Unnamed security sources, say the TU-154 aircraft had crashed into the Black Sea not far from the southern Russian city of Sochi.
It disappeared minutes after taking off over the Black Sea. The plane had departed at 5:40am local time (0240 GMT) from Adler, south of Sochi.
According to the Russian Defence Ministry, the plane was transporting Russian servicemen, reporters, members of a renowned military choir and dance troupe: the Alexandrov Ensemble. Their destination, the Russian Hmeymim airbase in Syria to entertain troops in the run-up to the New Year.
The TU-154 plane was carrying 84 passengers and eight crew members. Nine Russian reporters were also among the passengers.
Local sources report that debris from the wrecked plane has already been found at a depth of 50-70 metres, some 1.5 km (0.93 miles) from the Russian coast.

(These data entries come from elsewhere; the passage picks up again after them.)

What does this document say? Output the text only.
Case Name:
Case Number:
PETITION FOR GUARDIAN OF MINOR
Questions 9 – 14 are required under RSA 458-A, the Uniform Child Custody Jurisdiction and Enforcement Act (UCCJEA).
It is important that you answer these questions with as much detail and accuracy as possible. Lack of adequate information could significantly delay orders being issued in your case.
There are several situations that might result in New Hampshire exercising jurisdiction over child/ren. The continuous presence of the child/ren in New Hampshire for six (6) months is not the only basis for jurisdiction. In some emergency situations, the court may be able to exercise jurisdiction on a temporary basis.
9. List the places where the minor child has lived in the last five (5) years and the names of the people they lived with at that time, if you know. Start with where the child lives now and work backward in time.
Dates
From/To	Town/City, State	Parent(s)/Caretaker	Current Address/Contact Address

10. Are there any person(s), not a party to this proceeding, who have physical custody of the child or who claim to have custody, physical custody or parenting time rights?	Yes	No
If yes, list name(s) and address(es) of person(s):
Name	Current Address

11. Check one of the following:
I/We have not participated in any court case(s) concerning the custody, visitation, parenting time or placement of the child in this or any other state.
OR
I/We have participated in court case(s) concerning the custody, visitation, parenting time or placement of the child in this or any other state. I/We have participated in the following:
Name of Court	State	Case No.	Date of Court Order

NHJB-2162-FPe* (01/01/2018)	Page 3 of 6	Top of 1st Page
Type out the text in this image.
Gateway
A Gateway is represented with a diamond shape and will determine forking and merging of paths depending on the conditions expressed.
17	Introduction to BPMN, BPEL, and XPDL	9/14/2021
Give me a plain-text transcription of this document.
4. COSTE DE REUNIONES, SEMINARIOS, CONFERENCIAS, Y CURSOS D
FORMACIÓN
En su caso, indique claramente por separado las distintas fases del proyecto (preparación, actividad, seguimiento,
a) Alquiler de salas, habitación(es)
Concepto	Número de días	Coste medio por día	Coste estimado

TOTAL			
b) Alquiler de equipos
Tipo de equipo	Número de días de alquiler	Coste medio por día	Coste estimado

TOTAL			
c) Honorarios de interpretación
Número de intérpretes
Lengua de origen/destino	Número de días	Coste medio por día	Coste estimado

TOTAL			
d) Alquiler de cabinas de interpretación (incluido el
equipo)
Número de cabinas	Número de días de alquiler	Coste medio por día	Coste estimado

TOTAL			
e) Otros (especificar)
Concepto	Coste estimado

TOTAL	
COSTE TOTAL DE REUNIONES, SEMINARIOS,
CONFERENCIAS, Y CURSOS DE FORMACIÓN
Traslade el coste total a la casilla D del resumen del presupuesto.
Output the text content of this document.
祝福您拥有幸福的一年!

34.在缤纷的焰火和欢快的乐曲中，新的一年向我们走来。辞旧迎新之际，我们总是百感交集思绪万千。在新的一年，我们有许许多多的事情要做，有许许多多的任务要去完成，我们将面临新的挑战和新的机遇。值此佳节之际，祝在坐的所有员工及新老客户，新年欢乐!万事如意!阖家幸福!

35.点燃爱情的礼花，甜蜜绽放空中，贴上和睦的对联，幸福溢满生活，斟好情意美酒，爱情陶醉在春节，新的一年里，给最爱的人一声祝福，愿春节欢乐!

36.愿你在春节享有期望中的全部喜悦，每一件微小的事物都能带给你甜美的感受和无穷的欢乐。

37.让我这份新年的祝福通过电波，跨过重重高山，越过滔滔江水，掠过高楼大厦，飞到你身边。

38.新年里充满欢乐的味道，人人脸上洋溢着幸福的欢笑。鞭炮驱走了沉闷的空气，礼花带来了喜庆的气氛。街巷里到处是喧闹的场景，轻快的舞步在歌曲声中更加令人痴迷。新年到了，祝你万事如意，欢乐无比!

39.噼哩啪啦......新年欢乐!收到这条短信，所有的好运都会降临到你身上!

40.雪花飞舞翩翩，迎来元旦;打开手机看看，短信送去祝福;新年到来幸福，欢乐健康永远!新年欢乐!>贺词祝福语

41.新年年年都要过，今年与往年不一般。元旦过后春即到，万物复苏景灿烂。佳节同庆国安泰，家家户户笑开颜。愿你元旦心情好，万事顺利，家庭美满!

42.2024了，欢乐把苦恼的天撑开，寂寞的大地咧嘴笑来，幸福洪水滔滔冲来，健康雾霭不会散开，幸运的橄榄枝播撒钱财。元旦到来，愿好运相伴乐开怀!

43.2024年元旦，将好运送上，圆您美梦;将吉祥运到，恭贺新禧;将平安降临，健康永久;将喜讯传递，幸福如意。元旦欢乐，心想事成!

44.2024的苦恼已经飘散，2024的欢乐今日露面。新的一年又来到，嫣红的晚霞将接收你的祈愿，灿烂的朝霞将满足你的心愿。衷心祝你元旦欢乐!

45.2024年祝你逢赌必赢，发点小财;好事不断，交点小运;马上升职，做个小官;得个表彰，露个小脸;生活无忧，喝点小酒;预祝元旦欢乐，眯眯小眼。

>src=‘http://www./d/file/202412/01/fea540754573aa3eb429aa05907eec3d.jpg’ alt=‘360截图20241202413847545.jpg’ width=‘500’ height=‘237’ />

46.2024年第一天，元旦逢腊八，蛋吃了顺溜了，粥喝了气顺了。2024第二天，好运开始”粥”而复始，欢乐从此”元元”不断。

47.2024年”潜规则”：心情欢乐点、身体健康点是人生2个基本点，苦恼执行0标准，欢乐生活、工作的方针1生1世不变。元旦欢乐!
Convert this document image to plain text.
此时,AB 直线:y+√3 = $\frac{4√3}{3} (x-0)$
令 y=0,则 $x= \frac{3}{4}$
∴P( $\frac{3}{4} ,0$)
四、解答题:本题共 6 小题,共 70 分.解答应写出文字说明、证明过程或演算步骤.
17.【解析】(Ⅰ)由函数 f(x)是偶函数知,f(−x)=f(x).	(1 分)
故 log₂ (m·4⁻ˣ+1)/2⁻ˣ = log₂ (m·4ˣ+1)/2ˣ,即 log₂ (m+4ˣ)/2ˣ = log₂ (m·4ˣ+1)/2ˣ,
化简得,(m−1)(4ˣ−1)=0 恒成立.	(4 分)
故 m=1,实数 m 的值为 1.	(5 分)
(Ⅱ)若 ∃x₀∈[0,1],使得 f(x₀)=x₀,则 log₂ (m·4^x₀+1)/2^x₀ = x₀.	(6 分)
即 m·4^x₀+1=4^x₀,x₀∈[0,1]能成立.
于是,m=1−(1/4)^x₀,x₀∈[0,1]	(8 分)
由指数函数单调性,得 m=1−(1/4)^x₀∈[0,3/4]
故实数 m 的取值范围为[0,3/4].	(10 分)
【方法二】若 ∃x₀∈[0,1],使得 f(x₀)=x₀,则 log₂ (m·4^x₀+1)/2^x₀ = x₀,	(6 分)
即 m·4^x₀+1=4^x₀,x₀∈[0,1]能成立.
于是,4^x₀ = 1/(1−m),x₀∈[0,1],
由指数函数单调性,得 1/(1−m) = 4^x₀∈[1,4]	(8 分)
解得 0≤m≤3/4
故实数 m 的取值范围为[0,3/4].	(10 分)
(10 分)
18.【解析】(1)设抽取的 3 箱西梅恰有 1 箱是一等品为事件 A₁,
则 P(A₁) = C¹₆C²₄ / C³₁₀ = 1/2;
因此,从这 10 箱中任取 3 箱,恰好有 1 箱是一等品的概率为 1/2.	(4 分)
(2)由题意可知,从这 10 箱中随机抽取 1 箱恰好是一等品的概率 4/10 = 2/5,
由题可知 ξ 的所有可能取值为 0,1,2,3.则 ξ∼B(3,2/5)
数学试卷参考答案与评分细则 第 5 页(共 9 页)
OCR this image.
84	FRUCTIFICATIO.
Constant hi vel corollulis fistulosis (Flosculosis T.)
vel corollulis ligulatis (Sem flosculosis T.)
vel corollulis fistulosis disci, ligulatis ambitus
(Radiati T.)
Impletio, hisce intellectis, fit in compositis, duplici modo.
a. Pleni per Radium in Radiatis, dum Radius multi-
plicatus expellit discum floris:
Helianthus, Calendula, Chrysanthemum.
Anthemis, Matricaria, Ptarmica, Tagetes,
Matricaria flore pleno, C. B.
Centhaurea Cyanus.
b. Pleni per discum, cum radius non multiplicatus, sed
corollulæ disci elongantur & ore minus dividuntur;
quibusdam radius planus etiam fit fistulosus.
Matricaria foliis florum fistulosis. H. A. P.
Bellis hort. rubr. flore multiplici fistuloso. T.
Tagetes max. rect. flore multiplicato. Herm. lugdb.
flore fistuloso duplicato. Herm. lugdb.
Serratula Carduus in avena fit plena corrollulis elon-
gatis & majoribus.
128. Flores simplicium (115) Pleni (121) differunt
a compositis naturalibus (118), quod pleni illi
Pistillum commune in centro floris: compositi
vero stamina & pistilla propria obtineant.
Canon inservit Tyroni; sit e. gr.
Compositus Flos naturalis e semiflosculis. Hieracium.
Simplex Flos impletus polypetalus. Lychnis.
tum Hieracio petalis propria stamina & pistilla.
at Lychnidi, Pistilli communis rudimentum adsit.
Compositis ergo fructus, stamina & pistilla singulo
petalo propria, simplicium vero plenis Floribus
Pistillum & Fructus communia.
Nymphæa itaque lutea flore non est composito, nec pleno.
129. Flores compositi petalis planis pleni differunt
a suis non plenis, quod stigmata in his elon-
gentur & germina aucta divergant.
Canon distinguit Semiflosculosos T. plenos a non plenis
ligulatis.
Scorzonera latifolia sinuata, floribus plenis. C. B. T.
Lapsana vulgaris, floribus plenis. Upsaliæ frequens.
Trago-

An unidentified security source, suggests preliminary data indicated that the plane had crashed due to a technical malfunction or a pilot error. However other sources are strongly suggesting that terrorism and sabotage cannot at this early stage be ruled out.
The respected Interfax news agency reporting the plane had not pinged a Mayday SOS message, before dropping off radar screens.
Meanwhile Kremlin spokesman Dmitry Peskov told reporters it was too early to say what had caused the crash. President Vladimir Putin was being kept informed of latest developments, Peskov added.
Julian Bray aviation security and operations expert comments: Russia's Defence Ministry regularly flies musicians into Syria 'ENSA style' to put on concerts for military personnel and their families. The Russian air force base they were heading for: Hmeymim, is located in Latakia province. Russian air strikes against Syrian rebels, are originated at Hmeymim, making this a prime high security risk installation. The fact that debris from the wrecked aircraft, coupled with the pilots failing to issue any form of Mayday message, suggests that a sudden 'catastrophic event' took place, possibly from an on board explosives device. Examination of the debris 'shards' will determine if the explosion (if any) was from inside, or outside the aircraft. Until flight and data recorders are recovered, this of course is speculation as to the possible cause.